Bases: FittableModel

Fittable model for converting FittableModel and CompoundModel into 2D images. This model takes the input sub-model and adds PSF convolution, as well as PSF convolution.

Parameters:
modelastropy.modeling.core.Model

Base model to convert into an image.

psfarray

2D normalized (i.e sum(psf) = 1) image of the point spread function.

oversampleNone or int or tuple

Oversampling factor. If set to None, no oversampling will be applied to the image. If an integer is provided, the whole image will be oversampled by that factor. If a tuple of (center_x, center_y, box_length, oversample_factor) can be used to define an oversampling window. box_length and oversample_factor should always be integers. center_x and center_y can be either float values of the oversampling window or string names of parameters in the input model (for example "x_0").

psf_oversampleNone or int

Oversampling factor of the PSF relative to data. The oversample factor should be an integer multiple of the PSF oversampling factor (i.e oversample > psf_oversample).

namestring

Name for the PSFConvolvedModel2D model instance.

Attributes Summary

cache_grid

Returns the cached sampling grid

model

Returns sub-model with current parameters of the PSFConvolvedModel2D

n_inputs

n_outputs

oversample

Sampling grid oversample Factor

param_names

On most Model classes this is a class attribute, but for PSFConvolvedModel2D models it is an instance attribute since each input sub-model can have different parameters.

psf

PSF Image

psf_oversample

PSF oversample factor relative to data

Methods Summary

__call__(*inputs[, model_set_axis, ...])

Evaluate this model using the given input(s) and the parameter values that were specified when the model was instantiated.

clear_cached_grid()

Clears cached grid and resets class attributes to default values

evaluate(x, y, *params, **kwargs)

Evaluate the model on given coordinates and parameters. Parameters: ----------- x : numpy.ndarray Array of x-coordinates where the model is to be evaluated. y : numpy.ndarray Array of y-coordinates where the model is to be evaluated. *params : tuple Additional parameters for the wrapped model, though the last parameter is expected to be psf_p. **kwargs : dict Additional keyword arguments for the wrapped mode.

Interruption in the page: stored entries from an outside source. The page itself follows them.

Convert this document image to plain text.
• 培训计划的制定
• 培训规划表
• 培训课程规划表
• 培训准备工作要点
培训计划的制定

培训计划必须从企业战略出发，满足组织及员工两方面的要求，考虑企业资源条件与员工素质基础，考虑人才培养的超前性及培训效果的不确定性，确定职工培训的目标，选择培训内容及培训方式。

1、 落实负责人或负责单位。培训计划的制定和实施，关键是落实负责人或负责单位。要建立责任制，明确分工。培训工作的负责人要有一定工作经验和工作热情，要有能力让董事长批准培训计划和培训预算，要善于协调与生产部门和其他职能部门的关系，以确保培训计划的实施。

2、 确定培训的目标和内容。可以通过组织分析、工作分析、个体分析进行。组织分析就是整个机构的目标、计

Returns: -------- numpy.ndarray The evaluated model image at the given coordinates. Notes: ------ - The function prepares the main sampling grid based on the provided coordinates and oversampling factors. - It constructs the main model image by sampling the sub-model. - If oversampling is specified, the function handles both integer and sub-grid based oversampling. - The model image is convolved with the PSF if provided. - The final model image is reduced to the data resolution if the PSF is oversampled. - The function returns the model image at the specified coordinates.

Attributes Documentation

cache_grid

Returns the cached sampling grid

model

Returns sub-model with current parameters of the PSFConvolvedModel2D

n_inputs = 2
n_outputs = 1
oversample

Sampling grid oversample Factor

param_names

Names of the parameters that describe models of this type.

The parameters in this tuple are in the same order they should be passed in when initializing a model of a specific type. Some types of models, such as polynomial models, have a different number of parameters depending on some other property of the model, such as the degree.

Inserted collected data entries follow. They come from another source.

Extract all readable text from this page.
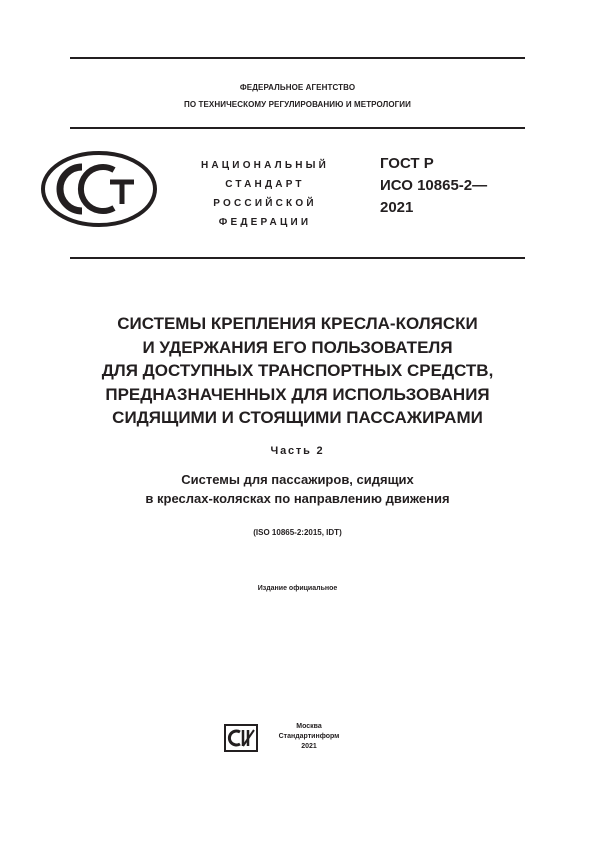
ФЕДЕРАЛЬНОЕ АГЕНТСТВО
ПО ТЕХНИЧЕСКОМУ РЕГУЛИРОВАНИЮ И МЕТРОЛОГИИ
НАЦИОНАЛЬНЫЙ
СТАНДАРТ
РОССИЙСКОЙ
ФЕДЕРАЦИИ
ГОСТ Р
ИСО 10865-2—
2021
СИСТЕМЫ КРЕПЛЕНИЯ КРЕСЛА-КОЛЯСКИ
И УДЕРЖАНИЯ ЕГО ПОЛЬЗОВАТЕЛЯ
ДЛЯ ДОСТУПНЫХ ТРАНСПОРТНЫХ СРЕДСТВ,
ПРЕДНАЗНАЧЕННЫХ ДЛЯ ИСПОЛЬЗОВАНИЯ
СИДЯЩИМИ И СТОЯЩИМИ ПАССАЖИРАМИ
Часть 2
Системы для пассажиров, сидящих
в креслах-колясках по направлению движения
(ISO 10865-2:2015, IDT)
Издание официальное
Москва
Стандартинформ
2021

When defining a custom model class the value of this attribute is automatically set by the Parameter attributes defined in the class body.

psf

PSF Image

psf_oversample

PSF oversample factor relative to data

Methods Documentation

__call__(*inputs, model_set_axis=None, with_bounding_box=False, fill_value=nan, equivalencies=None, inputs_map=None, **new_inputs)

Evaluate this model using the given input(s) and the parameter values that were specified when the model was instantiated.

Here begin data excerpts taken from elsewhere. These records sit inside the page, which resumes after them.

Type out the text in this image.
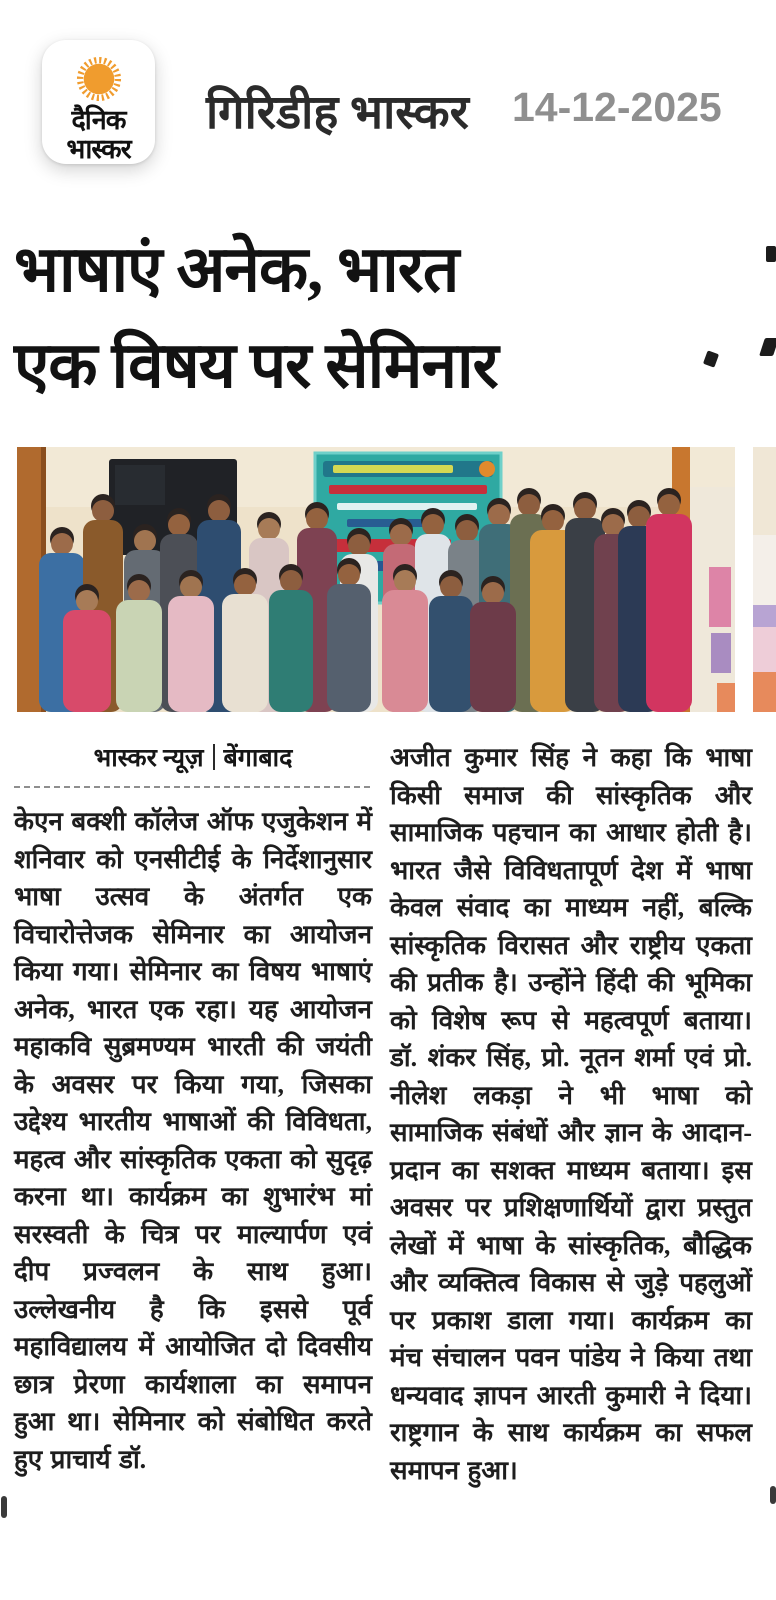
दैनिक
भास्कर
गिरिडीह भास्कर 14-12-2025
भाषाएं अनेक, भारत
एक विषय पर सेमिनार
भास्कर न्यूज़ बेंगाबाद
केएन बक्शी कॉलेज ऑफ एजुकेशन में शनिवार को एनसीटीई के निर्देशानुसार भाषा उत्सव के अंतर्गत एक विचारोत्तेजक सेमिनार का आयोजन किया गया। सेमिनार का विषय भाषाएं अनेक, भारत एक रहा। यह आयोजन महाकवि सुब्रमण्यम भारती की जयंती के अवसर पर किया गया, जिसका उद्देश्य भारतीय भाषाओं की विविधता, महत्व और सांस्कृतिक एकता को सुदृढ़ करना था। कार्यक्रम का शुभारंभ मां सरस्वती के चित्र पर माल्यार्पण एवं दीप प्रज्वलन के साथ हुआ। उल्लेखनीय है कि इससे पूर्व महाविद्यालय में आयोजित दो दिवसीय छात्र प्रेरणा कार्यशाला का समापन हुआ था। सेमिनार को संबोधित करते हुए प्राचार्य डॉ.
अजीत कुमार सिंह ने कहा कि भाषा किसी समाज की सांस्कृतिक और सामाजिक पहचान का आधार होती है। भारत जैसे विविधतापूर्ण देश में भाषा केवल संवाद का माध्यम नहीं, बल्कि सांस्कृतिक विरासत और राष्ट्रीय एकता की प्रतीक है। उन्होंने हिंदी की भूमिका को विशेष रूप से महत्वपूर्ण बताया। डॉ. शंकर सिंह, प्रो. नूतन शर्मा एवं प्रो. नीलेश लकड़ा ने भी भाषा को सामाजिक संबंधों और ज्ञान के आदान-प्रदान का सशक्त माध्यम बताया। इस अवसर पर प्रशिक्षणार्थियों द्वारा प्रस्तुत लेखों में भाषा के सांस्कृतिक, बौद्धिक और व्यक्तित्व विकास से जुड़े पहलुओं पर प्रकाश डाला गया। कार्यक्रम का मंच संचालन पवन पांडेय ने किया तथा धन्यवाद ज्ञापन आरती कुमारी ने दिया। राष्ट्रगान के साथ कार्यक्रम का सफल समापन हुआ।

clear_cached_grid()[source]

Clears cached grid and resets class attributes to default values

evaluate(x, y, *params, **kwargs)[source]

Evaluate the model on given coordinates and parameters. Parameters: ———– x : numpy.ndarray

Array of x-coordinates where the model is to be evaluated.

ynumpy.ndarray

Array of y-coordinates where the model is to be evaluated.

*paramstuple

Additional parameters for the wrapped model, though the last parameter is expected to be psf_p.

**kwargsdict

Additional keyword arguments for the wrapped mode.

Returns:

numpy.ndarray

The evaluated model image at the given coordinates.

Notes:

  • The function prepares the main sampling grid based on the provided coordinates and oversampling factors.

  • It constructs the main model image by sampling the sub-model.

  • If oversampling is specified, the function handles both integer and sub-grid based oversampling.

  • The model image is convolved with the PSF if provided.

  • The final model image is reduced to the data resolution if the PSF is oversampled.

  • The function returns the model image at the specified coordinates.